Split Vietnam Church Hopes to Reunite Soon'

W460

A Christian religious leader in Vietnam on Monday expressed hope for reunification of a million-strong church that remains divided between north and south four decades after the end of the Vietnam War.

The Evangelical Church of Vietnam (ECVN) operates as two separate entities, with a northern church and one in the south, a split that persists long after the 1975 communist victory reunited the two halves of the country.

"We wish in the near future the southern and the northern churches can become one," Thai Phuoc Truong, who leads the southern church, said at celebrations marking the northern church's 100th anniversary.

The church has been divided since 1954, Nguyen Huu Mac, the northern church leader, told celebrants at a Hanoi sports stadium.

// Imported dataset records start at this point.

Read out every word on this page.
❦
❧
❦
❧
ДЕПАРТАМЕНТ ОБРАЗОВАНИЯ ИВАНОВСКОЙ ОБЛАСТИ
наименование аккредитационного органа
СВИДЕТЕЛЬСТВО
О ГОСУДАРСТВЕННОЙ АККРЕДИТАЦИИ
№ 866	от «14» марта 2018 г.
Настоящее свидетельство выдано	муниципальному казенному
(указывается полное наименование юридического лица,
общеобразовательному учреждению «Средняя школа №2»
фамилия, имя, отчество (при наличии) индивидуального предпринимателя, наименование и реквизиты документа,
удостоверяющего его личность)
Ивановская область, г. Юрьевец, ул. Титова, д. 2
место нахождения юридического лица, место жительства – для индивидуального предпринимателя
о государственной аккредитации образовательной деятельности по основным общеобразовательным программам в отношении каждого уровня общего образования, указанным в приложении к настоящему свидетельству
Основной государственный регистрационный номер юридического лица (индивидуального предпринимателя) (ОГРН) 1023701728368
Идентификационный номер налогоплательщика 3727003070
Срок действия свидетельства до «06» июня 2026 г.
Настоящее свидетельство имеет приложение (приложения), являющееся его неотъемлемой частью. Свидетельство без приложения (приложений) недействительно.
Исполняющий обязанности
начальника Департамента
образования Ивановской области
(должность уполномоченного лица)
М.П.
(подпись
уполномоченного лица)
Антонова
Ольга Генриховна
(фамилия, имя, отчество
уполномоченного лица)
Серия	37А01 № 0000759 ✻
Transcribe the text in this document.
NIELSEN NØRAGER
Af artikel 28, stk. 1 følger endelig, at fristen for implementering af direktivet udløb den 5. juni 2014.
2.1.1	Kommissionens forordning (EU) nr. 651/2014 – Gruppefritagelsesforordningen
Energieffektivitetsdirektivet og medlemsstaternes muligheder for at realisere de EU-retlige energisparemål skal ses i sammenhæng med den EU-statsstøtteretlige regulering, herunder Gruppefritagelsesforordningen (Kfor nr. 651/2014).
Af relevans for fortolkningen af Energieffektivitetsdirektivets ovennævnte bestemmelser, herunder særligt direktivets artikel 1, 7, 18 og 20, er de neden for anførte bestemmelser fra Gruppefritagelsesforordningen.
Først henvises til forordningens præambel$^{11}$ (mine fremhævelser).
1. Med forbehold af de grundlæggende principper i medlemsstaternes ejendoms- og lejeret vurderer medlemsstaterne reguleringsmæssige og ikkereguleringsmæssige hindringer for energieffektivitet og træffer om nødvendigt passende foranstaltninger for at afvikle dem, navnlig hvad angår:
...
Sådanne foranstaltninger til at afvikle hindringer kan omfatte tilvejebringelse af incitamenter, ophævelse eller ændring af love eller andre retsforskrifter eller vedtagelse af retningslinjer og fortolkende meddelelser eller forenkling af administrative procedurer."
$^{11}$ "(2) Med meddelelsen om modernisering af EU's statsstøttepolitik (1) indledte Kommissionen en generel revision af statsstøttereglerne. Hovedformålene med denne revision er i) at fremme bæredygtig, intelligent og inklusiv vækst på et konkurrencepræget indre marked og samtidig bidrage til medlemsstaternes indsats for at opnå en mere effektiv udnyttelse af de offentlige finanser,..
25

Colonial France's 1954 defeat by communist forces led to Vietnam's division into the communist North and pro-U.S. South, setting the stage for two more decades of war until communist troops entered Saigon on April 30, 1975.

"In 1954 the country was divided into two parts and the Evangelical Church of Vietnam was separated," Mac said, adding that many members from the north fled south or abroad.

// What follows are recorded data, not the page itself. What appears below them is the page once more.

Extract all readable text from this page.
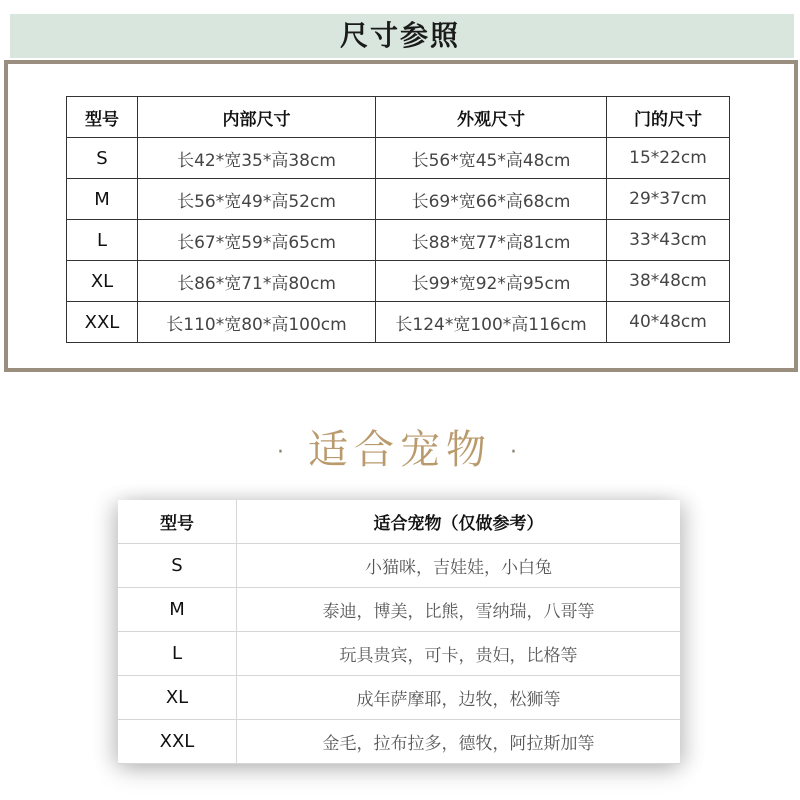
尺寸参照
型号	内部尺寸	外观尺寸	门的尺寸
S	长42*宽35*高38cm	长56*宽45*高48cm	15*22cm
M	长56*宽49*高52cm	长69*宽66*高68cm	29*37cm
L	长67*宽59*高65cm	长88*宽77*高81cm	33*43cm
XL	长86*宽71*高80cm	长99*宽92*高95cm	38*48cm
XXL	长110*宽80*高100cm	长124*宽100*高116cm	40*48cm
· 适合宠物 ·
型号	适合宠物（仅做参考）
S	小猫咪，吉娃娃，小白兔
M	泰迪，博美，比熊，雪纳瑞，八哥等
L	玩具贵宾，可卡，贵妇，比格等
XL	成年萨摩耶，边牧，松狮等
XXL	金毛，拉布拉多，德牧，阿拉斯加等
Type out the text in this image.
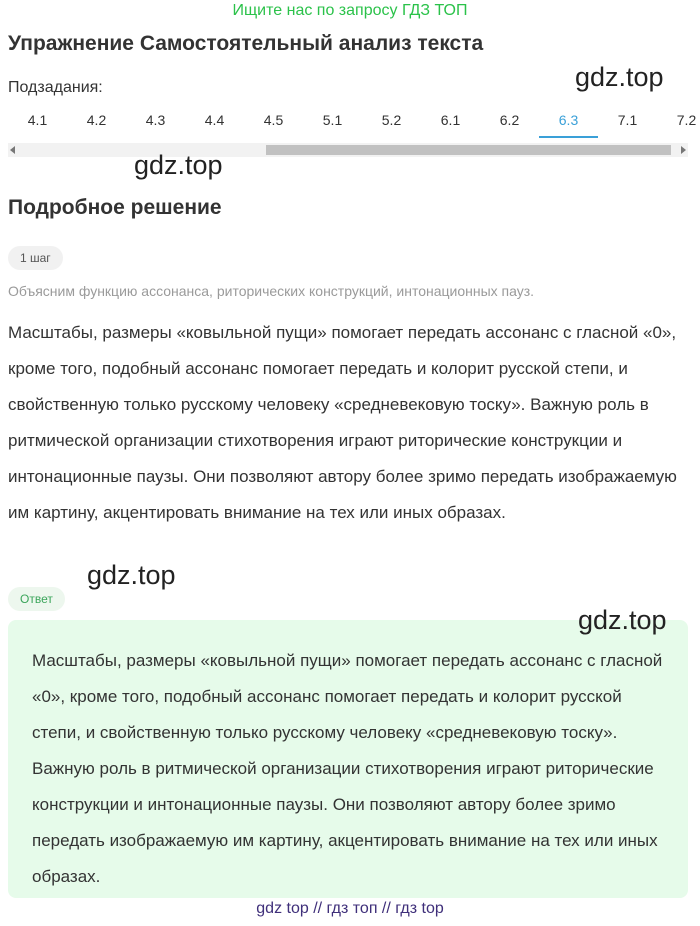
Ищите нас по запросу ГДЗ ТОП
Упражнение Самостоятельный анализ текста
Подзадания:	gdz.top
4.1	4.2	4.3	4.4	4.5	5.1	5.2	6.1	6.2	6.3	7.1	7.2
gdz.top
Подробное решение
1 шаг
Объясним функцию ассонанса, риторических конструкций, интонационных пауз.
Масштабы, размеры «ковыльной пущи» помогает передать ассонанс с гласной «0», кроме того, подобный ассонанс помогает передать и колорит русской степи, и свойственную только русскому человеку «средневековую тоску». Важную роль в ритмической организации стихотворения играют риторические конструкции и интонационные паузы. Они позволяют автору более зримо передать изображаемую им картину, акцентировать внимание на тех или иных образах.
gdz.top
Ответ
gdz.top
Масштабы, размеры «ковыльной пущи» помогает передать ассонанс с гласной «0», кроме того, подобный ассонанс помогает передать и колорит русской степи, и свойственную только русскому человеку «средневековую тоску». Важную роль в ритмической организации стихотворения играют риторические конструкции и интонационные паузы. Они позволяют автору более зримо передать изображаемую им картину, акцентировать внимание на тех или иных образах.
gdz top // гдз топ // гдз top
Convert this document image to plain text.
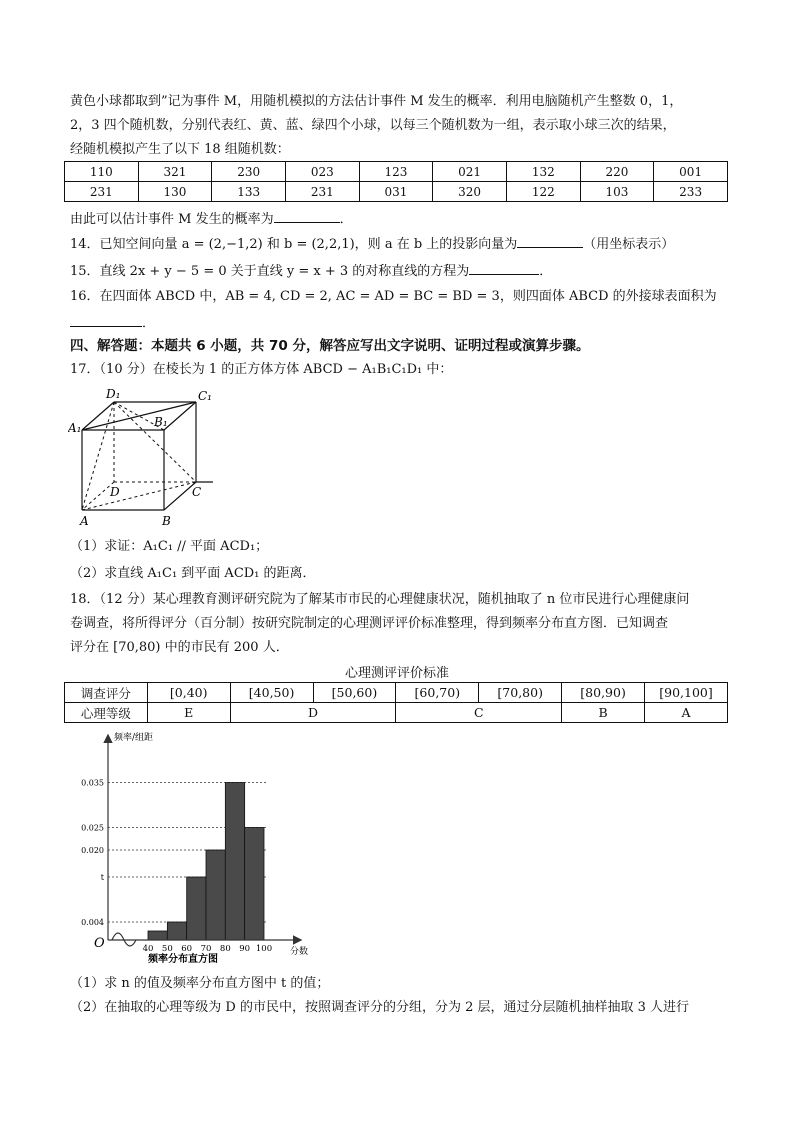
黄色小球都取到”记为事件 M，用随机模拟的方法估计事件 M 发生的概率．利用电脑随机产生整数 0，1，
2，3 四个随机数，分别代表红、黄、蓝、绿四个小球，以每三个随机数为一组，表示取小球三次的结果，
经随机模拟产生了以下 18 组随机数：
110	321	230	023	123	021	132	220	001
231	130	133	231	031	320	122	103	233
由此可以估计事件 M 发生的概率为	．
14．已知空间向量 a = (2,−1,2) 和 b = (2,2,1)，则 a 在 b 上的投影向量为	（用坐标表示）
15．直线 2x + y − 5 = 0 关于直线 y = x + 3 的对称直线的方程为	．
16．在四面体 ABCD 中，AB = 4, CD = 2, AC = AD = BC = BD = 3，则四面体 ABCD 的外接球表面积为
．
四、解答题：本题共 6 小题，共 70 分，解答应写出文字说明、证明过程或演算步骤。
17．（10 分）在棱长为 1 的正方体方体 ABCD − A₁B₁C₁D₁ 中：
D₁	C₁
A₁	B₁
D	C
A	B
（1）求证：A₁C₁ // 平面 ACD₁；
（2）求直线 A₁C₁ 到平面 ACD₁ 的距离．
18．（12 分）某心理教育测评研究院为了解某市市民的心理健康状况，随机抽取了 n 位市民进行心理健康问
卷调查，将所得评分（百分制）按研究院制定的心理测评评价标准整理，得到频率分布直方图．已知调查
评分在 [70,80) 中的市民有 200 人．
心理测评评价标准
调查评分	[0,40)	[40,50)	[50,60)	[60,70)	[70,80)	[80,90)	[90,100]
心理等级	E	D		C		B	A
0.035
0.025
0.020
t
0.004
40 50 60 70 80 90 100
频率/组距
分数
O
频率分布直方图
（1）求 n 的值及频率分布直方图中 t 的值；
（2）在抽取的心理等级为 D 的市民中，按照调查评分的分组，分为 2 层，通过分层随机抽样抽取 3 人进行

"God did not forget us, so we are here today," with the northern church's ranks boosted in recent years by an influx of ethnic minorities, particularly Hmong, he said.

Thomas Stebbins, who spent two decades until 1975 working as a missionary in central Vietnam, said both the northern and southern churches want to join, but with the condition that the unified church can be divided into districts, as it was before 1954.

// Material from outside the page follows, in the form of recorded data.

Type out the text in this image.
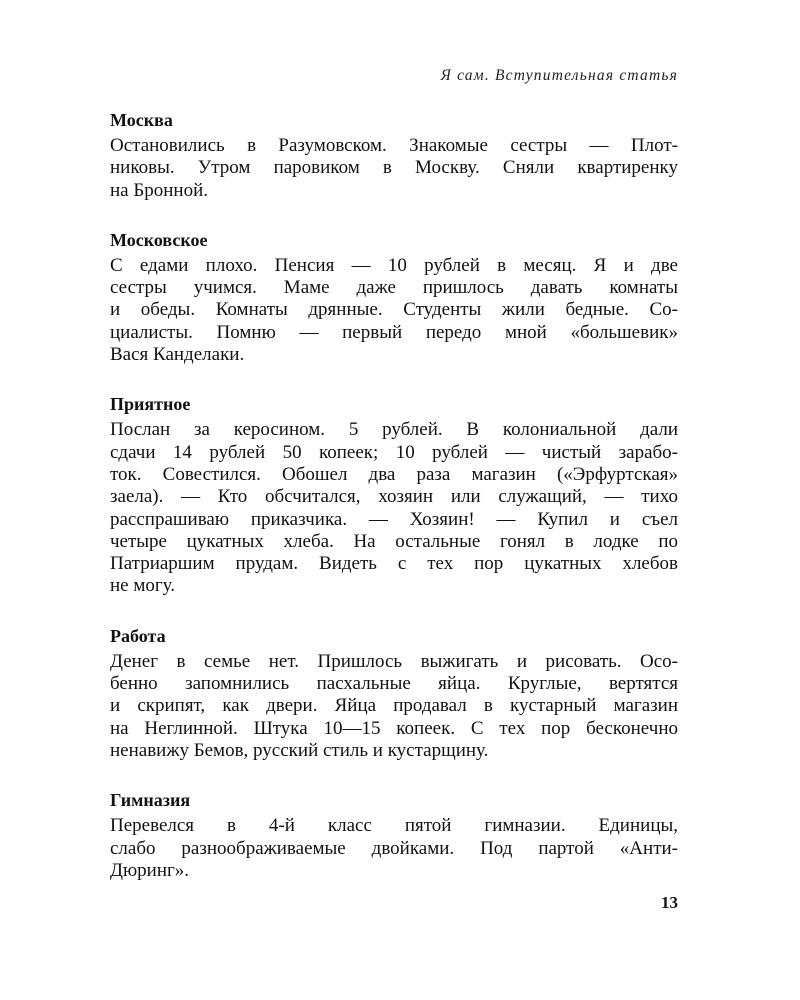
Я сам. Вступительная статья
Москва
Остановились в Разумовском. Знакомые сестры — Плот-
никовы. Утром паровиком в Москву. Сняли квартиренку
на Бронной.
Московское
С едами плохо. Пенсия — 10 рублей в месяц. Я и две
сестры учимся. Маме даже пришлось давать комнаты
и обеды. Комнаты дрянные. Студенты жили бедные. Со-
циалисты. Помню — первый передо мной «большевик»
Вася Канделаки.
Приятное
Послан за керосином. 5 рублей. В колониальной дали
сдачи 14 рублей 50 копеек; 10 рублей — чистый зарабо-
ток. Совестился. Обошел два раза магазин («Эрфуртская»
заела). — Кто обсчитался, хозяин или служащий, — тихо
расспрашиваю приказчика. — Хозяин! — Купил и съел
четыре цукатных хлеба. На остальные гонял в лодке по
Патриаршим прудам. Видеть с тех пор цукатных хлебов
не могу.
Работа
Денег в семье нет. Пришлось выжигать и рисовать. Осо-
бенно запомнились пасхальные яйца. Круглые, вертятся
и скрипят, как двери. Яйца продавал в кустарный магазин
на Неглинной. Штука 10—15 копеек. С тех пор бесконечно
ненавижу Бемов, русский стиль и кустарщину.
Гимназия
Перевелся в 4-й класс пятой гимназии. Единицы,
слабо разноображиваемые двойками. Под партой «Анти-
Дюринг».
13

Without individual districts it will be difficult to administer, said Stebbins, who is now based in the United States.

"They are awaiting the government to allow them... There's no progress," he told Agence France Presse. "They're praying that there will be progress."

Stebbins, whose parents were also missionaries in Vietnam, said most of the Evangelical Church's more than one million members are based in the south.

Vietnam is a majority Buddhist nation where Roman Catholics are the largest religious minority, with about six million followers.

Religious activity remains under state control in Vietnam.

Officials in Vietnam's religious affairs department could not immediately comment about the church's division.